Liebe Eva,
Moral an sich ist doch für jeden was anderes bzw. veränderlich, vom Zeitgeist abhängig und auch von der jeweiligen Kultur. Genauso die Ethik und, die Bedeutung von Folgen von Verstößen und Verletzungen (zumindest rechtlicher Art). Und dann gibt es noch diese eine Ethik, die , so denke ich, in jedem Menschen steckt, bei jedem gleich ist und manchmal tief vergraben ist. Und weil das so ist , spürt man wohl auch sein Gewissen, auch wenn man "moralisch" einwandfrei gehandelt hat.
Liebe Alana,
ich merke, wir meinen dasselbe, ungeachtet der unterschiedlichen Bedeutungen, die wir, jede aus ihren persönlichen Erfahrungen heraus, bestimmten Begriffen zuordnen.

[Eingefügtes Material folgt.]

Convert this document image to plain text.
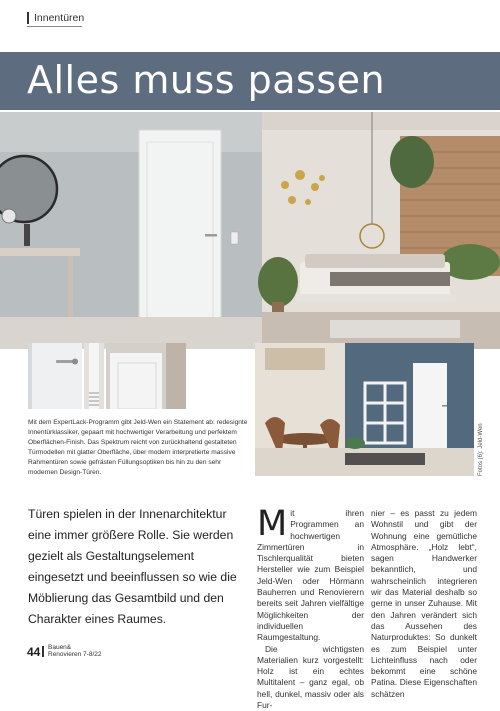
Innentüren
Alles muss passen
Fotos (6): Jeld-Wen
Mit dem ExpertLack-Programm gibt Jeld-Wen ein Statement ab: redesignte Innentürklassiker, gepaart mit hochwertiger Verarbeitung und perfektem Oberflächen-Finish. Das Spektrum reicht von zurückhaltend gestalteten Türmodellen mit glatter Oberfläche, über modern interpretierte massive Rahmentüren sowie gefrästen Füllungsoptiken bis hin zu den sehr modernen Design-Türen.
Türen spielen in der Innenarchitektur eine immer größere Rolle. Sie werden gezielt als Gestaltungselement eingesetzt und beeinflussen so wie die Möblierung das Gesamtbild und den Charakter eines Raumes.
M it ihren Programmen an hochwertigen Zimmertüren in Tischlerqualität bieten Hersteller wie zum Beispiel Jeld-Wen oder Hörmann Bauherren und Renovierern bereits seit Jahren vielfältige Möglichkeiten der individuellen Raumgestaltung.

Die wichtigsten Materialien kurz vorgestellt: Holz ist ein echtes Multitalent – ganz egal, ob hell, dunkel, massiv oder als Fur-

nier – es passt zu jedem Wohnstil und gibt der Wohnung eine gemütliche Atmosphäre. „Holz lebt“, sagen Handwerker bekanntlich, und wahrscheinlich integrieren wir das Material deshalb so gerne in unser Zuhause. Mit den Jahren verändert sich das Aussehen des Naturproduktes: So dunkelt es zum Beispiel unter Lichteinfluss nach oder bekommt eine schöne Patina. Diese Eigenschaften schätzen

44 Bauen&
Renovieren 7-8/22
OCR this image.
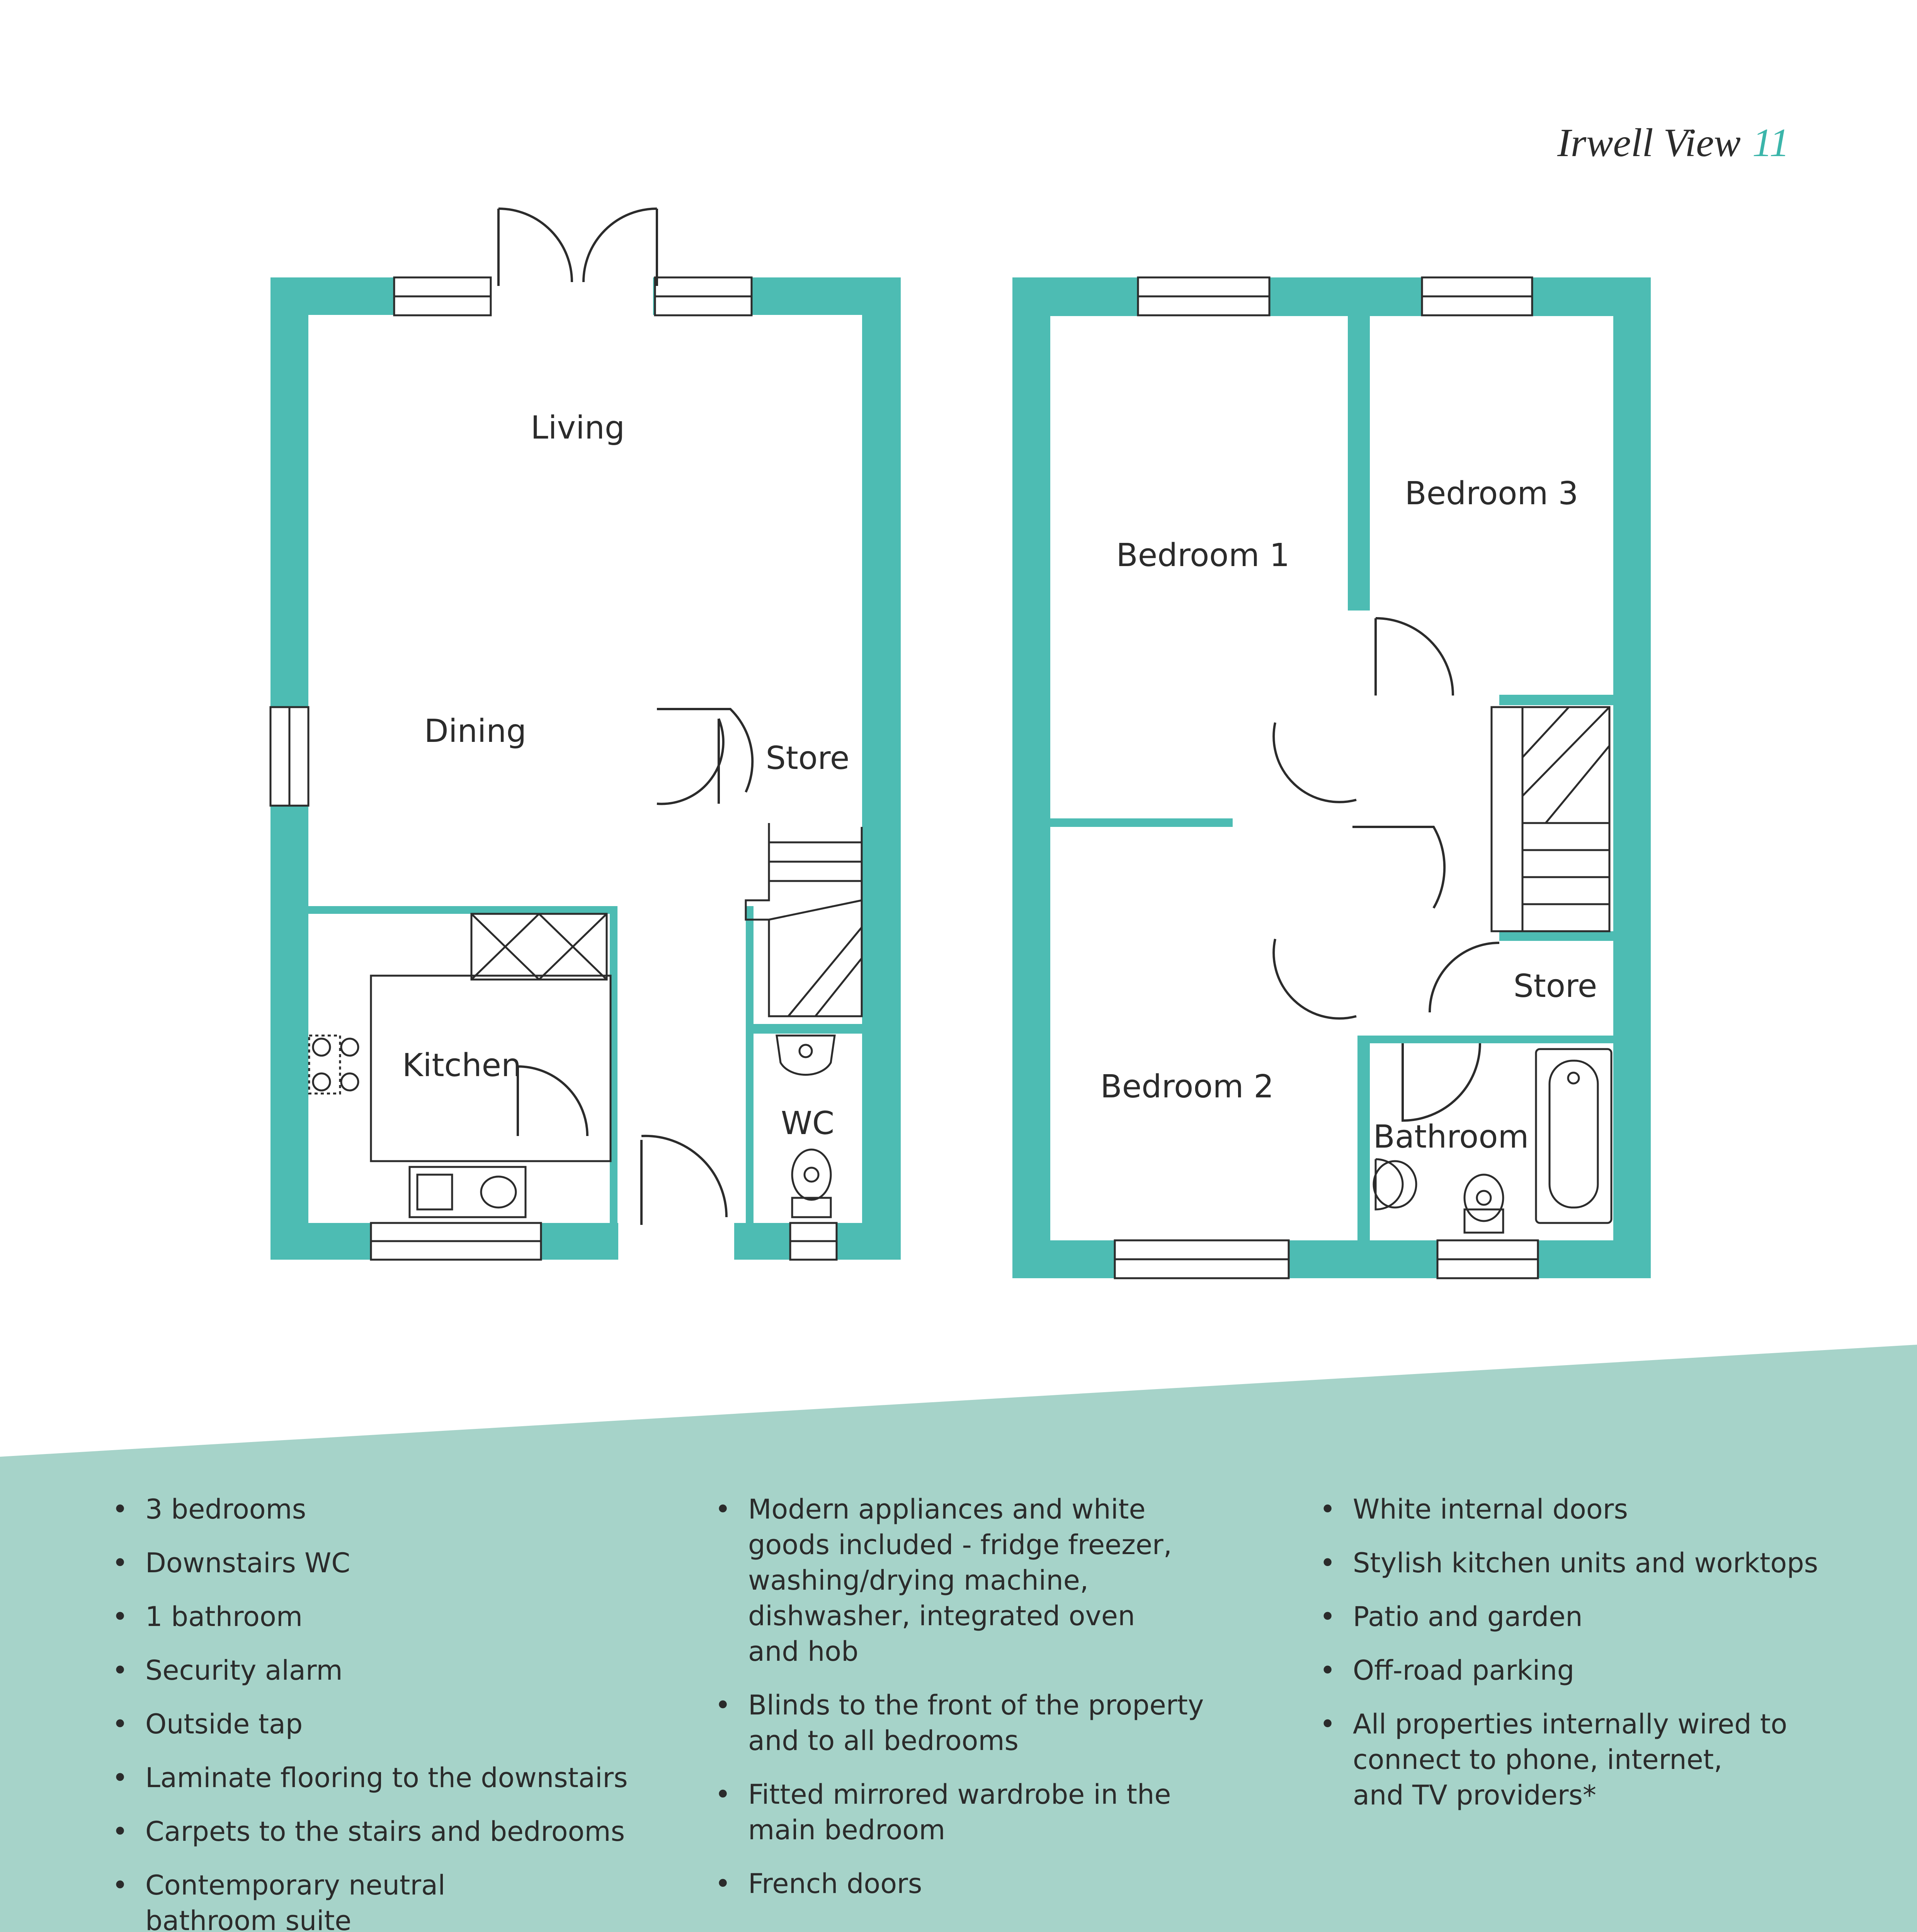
Irwell View 11
Living
Dining
Store
Kitchen
WC
Bedroom 1
Bedroom 3
Store
Bedroom 2
Bathroom
• 3 bedrooms
• Downstairs WC
• 1 bathroom
• Security alarm
• Outside tap
• Laminate flooring to the downstairs
• Carpets to the stairs and bedrooms
• Contemporary neutral
bathroom suite
• Modern appliances and white
goods included - fridge freezer,
washing/drying machine,
dishwasher, integrated oven
and hob
• Blinds to the front of the property
and to all bedrooms
• Fitted mirrored wardrobe in the
main bedroom
• French doors
• White internal doors
• Stylish kitchen units and worktops
• Patio and garden
• Off-road parking
• All properties internally wired to
connect to phone, internet,
and TV providers*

Den Satz, den ich fett hervorgehoben habe, finde ich dabei entscheidend:
Mit Schuld bezeichne ich die Empfindung, zu der jeder Mensch kommt, der gegen diese, ich möchte es mal "Grundethik" nennen, oder auch Gebot der Menschlichkeit, verstößt.
Das ist die tiefste Schicht. Darüber liegen die von dir angesprochenen, je nach Kultur und Gruppenzugehörigkeit, variablen Einflüsse.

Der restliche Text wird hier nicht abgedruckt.